No metadata when using `ner.silver-to-gold` recipe

I’m using the ner.silver-to-gold recipe to combine my binary annotations produced via the ner.teach recipe. When I view the UI I notice that the original metadata is not there. Upon further inspection, it looks like the "meta” key is lost somewhere while running the ner.silver-to-gold recipe.

I looked over the recipe’s code in the the explosion/prodigy-recipes repo and tried to debug, but learned that the code isn’t runnable with with my current version of Prodigy (v1.18.2). I changed course and looked in Prodigy’s source code in my environment and learned that it is significantly different from the code in the repo.

I have two questions from all this:

  1. How do I get the metadata in my “silver” data to show up in the ner.silver-to-gold UI?
  2. Where do I find current source code for a Prodigy recipe seeing that the public repo is not actively maintained?

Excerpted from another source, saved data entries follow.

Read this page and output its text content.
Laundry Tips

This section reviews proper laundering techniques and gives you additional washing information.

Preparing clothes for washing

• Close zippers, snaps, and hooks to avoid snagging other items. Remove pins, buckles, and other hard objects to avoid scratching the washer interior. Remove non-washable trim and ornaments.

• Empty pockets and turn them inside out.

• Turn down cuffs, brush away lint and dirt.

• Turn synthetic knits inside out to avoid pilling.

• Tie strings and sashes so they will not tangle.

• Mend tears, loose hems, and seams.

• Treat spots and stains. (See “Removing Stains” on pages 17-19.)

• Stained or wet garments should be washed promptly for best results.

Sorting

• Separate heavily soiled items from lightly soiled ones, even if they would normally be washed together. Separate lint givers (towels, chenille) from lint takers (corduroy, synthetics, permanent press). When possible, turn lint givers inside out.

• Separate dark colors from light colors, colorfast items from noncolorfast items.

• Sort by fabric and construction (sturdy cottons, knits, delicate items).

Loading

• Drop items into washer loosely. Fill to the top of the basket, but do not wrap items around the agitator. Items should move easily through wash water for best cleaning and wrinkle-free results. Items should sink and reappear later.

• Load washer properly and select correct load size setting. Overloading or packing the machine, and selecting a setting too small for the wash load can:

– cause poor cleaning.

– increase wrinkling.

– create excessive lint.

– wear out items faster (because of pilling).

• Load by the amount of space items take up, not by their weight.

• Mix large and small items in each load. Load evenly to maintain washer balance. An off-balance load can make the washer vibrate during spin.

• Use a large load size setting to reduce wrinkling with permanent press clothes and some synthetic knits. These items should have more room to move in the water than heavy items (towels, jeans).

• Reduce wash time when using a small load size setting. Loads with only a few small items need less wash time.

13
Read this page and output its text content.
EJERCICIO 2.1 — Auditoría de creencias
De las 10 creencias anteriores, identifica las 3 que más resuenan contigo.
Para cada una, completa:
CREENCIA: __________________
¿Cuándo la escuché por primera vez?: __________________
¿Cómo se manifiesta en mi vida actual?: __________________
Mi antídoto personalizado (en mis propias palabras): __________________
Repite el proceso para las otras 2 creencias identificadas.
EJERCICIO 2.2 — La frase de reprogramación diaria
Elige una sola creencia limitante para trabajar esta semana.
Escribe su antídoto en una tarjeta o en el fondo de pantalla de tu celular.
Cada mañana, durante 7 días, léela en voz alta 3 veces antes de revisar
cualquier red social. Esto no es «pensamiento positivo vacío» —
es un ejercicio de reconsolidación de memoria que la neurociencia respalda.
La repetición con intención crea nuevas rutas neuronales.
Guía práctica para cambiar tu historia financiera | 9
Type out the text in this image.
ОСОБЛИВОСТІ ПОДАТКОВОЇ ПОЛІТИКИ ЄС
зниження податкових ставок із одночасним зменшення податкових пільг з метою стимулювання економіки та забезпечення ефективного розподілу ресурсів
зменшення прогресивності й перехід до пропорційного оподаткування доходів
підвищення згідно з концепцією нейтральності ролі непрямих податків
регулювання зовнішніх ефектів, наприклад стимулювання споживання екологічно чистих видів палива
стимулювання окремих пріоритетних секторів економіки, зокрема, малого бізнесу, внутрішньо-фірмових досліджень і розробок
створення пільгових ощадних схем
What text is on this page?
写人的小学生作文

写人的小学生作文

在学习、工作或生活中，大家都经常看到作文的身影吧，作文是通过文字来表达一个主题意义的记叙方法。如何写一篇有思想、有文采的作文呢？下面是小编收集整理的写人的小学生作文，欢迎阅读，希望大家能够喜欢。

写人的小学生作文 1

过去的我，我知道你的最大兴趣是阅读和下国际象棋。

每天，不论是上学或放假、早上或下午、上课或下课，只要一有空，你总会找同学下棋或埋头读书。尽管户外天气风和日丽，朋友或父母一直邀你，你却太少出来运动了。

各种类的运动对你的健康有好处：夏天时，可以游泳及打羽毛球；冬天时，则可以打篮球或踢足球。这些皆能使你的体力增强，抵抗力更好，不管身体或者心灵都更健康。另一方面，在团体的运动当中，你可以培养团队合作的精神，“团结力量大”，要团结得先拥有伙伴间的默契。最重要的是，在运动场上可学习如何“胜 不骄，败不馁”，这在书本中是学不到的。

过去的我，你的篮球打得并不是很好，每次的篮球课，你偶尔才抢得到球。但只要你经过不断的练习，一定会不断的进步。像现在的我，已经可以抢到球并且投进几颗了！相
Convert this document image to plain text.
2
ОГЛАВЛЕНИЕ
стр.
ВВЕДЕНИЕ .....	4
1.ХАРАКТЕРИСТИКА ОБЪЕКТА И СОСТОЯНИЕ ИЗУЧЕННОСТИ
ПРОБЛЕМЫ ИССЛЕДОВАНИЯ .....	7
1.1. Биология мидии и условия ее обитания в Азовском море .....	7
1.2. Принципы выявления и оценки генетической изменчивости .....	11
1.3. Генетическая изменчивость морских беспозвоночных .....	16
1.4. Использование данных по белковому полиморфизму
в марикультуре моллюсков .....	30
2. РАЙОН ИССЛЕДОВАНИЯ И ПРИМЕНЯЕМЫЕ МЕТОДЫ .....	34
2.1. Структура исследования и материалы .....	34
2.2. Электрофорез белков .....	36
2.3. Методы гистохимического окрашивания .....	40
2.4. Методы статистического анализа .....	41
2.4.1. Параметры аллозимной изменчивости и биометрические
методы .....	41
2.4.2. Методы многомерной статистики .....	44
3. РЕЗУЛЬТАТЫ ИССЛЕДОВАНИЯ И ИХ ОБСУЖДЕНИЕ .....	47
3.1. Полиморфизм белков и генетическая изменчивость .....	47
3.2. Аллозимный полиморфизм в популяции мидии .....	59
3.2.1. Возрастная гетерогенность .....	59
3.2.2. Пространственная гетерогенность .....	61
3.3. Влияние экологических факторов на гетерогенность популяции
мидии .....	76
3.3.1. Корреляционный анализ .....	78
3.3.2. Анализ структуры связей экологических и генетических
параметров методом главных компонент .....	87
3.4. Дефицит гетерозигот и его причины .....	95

Welcome to the forum @it176131! :waving_hand:

Where do I find current source code for a Prodigy recipe seeing that the public repo is not actively maintained?

You're absolutely right, and we appreciate you pointing it out. Our public recipes repo does lag behind our current releases, and that's something we need to improve. We're a small team stretched across core development and user support, so keeping the open source recipes repo perfectly in sync is challenging, which is why we really appreciate posts like this one.

In the meantime, the source code is the best place to look for the current implementation—and this is actually why we removed Cython encryption from v1.16 onwards, to make the code more transparent and easier to debug and understand directly.

The source code for the ner.silver-to-gold recipe can be found in your Prodigy installation path and then recipes/ner.py. If you need to double check where Prodigy is installed on your machine, you can run prodigy stats which prints it to stdout under Location keyword.

How do I get the metadata in my “silver” data to show up in the ner.silver-to-gold UI?

The recipe's main job is to take all the different "silver" annotations you've made for the same piece of text and merge them into one new, combined example. When it creates this new merged example, the code was designed to only build the most essential parts: the text and the new, merged spans. It doesn't have a built-in mechanism to know which of the potentially conflicting meta fields from your different silver annotations to keep, so it simply doesn't copy any of them over to the new example. It's really hard to know upfront what logic to apply.
That said, since you have access to the source code, you can definitely persist this information by modifying the function that builds the new example i.e. the make_best method called on line 390 of the recipe:

 stream = model.make_best(data)

This method is defined in models/ner.py. Here's an example modification that takes the meta from the first example in the group but you can of course customize it in case you need to merge the values of the meta field in a different way:

def make_best(self, examples: Iterable[TaskType]) -> Iterable[TaskType]:
        """Add spans to a dataset for the best predictions, using the model and
        previous annotation decisions.
        """
        log("MODEL: Get best predictions for examples")
        golds = merge_spans(examples)
        for batch in partition_all(32, golds):
            batch = list(batch)
            batch_texts = [eg["text"] for eg in batch]
            batch_annots = [eg["spans"] for eg in batch]
            beam = _BatchBeam(self.nlp, batch_texts, w=16, b=NER_DEFAULT_BEAM_DENSITY)
            for i, parse in enumerate(
                beam.predict_best(batch_annots, max_wrong=None, min_right=None)
            ):
              
                original_eg = batch[i]
                # copy the original example
                eg = copy.deepcopy(original_eg)
                # overwrite spans rather than create the example from scratch
                eg["spans"] = parse
                eg[BINARY_ATTR] = False
                eg = set_hashes(eg)
                yield eg

Alternatively, you can do something similar directly at the recipe level by storing meta values by input_hash and then readding them to the stream:

# Store meta information keyed by input hash, so we can add it back later
metas_by_hash = {}
for eg in data:
    if "meta" in eg and INPUT_HASH_ATTR in eg:
        metas_by_hash[eg[INPUT_HASH_ATTR]] = eg["meta"]

def add_meta_back(stream: StreamType) -> StreamType:
    for eg in stream:
        eg_copy = copy.deepcopy(eg)
        if INPUT_HASH_ATTR in eg_copy and eg_copy[INPUT_HASH_ATTR] in metas_by_hash:
            eg_copy["meta"] = metas_by_hash[eg_copy[INPUT_HASH_ATTR]]
        yield eg_copy

stream = Stream(GeneratorSource(iter(stream)), loader=load_noop, wrappers=[])
stream.apply(add_meta_back)
stream.apply(filter_stream)
1 Like

Thank you for the reply! I was looking at modifying the make_best function to keep the metadata, but I think your alternate approach may be less invasive.

For the metadata, is there a reason to keep the “score” key-value pair created by the ner.teach recipe?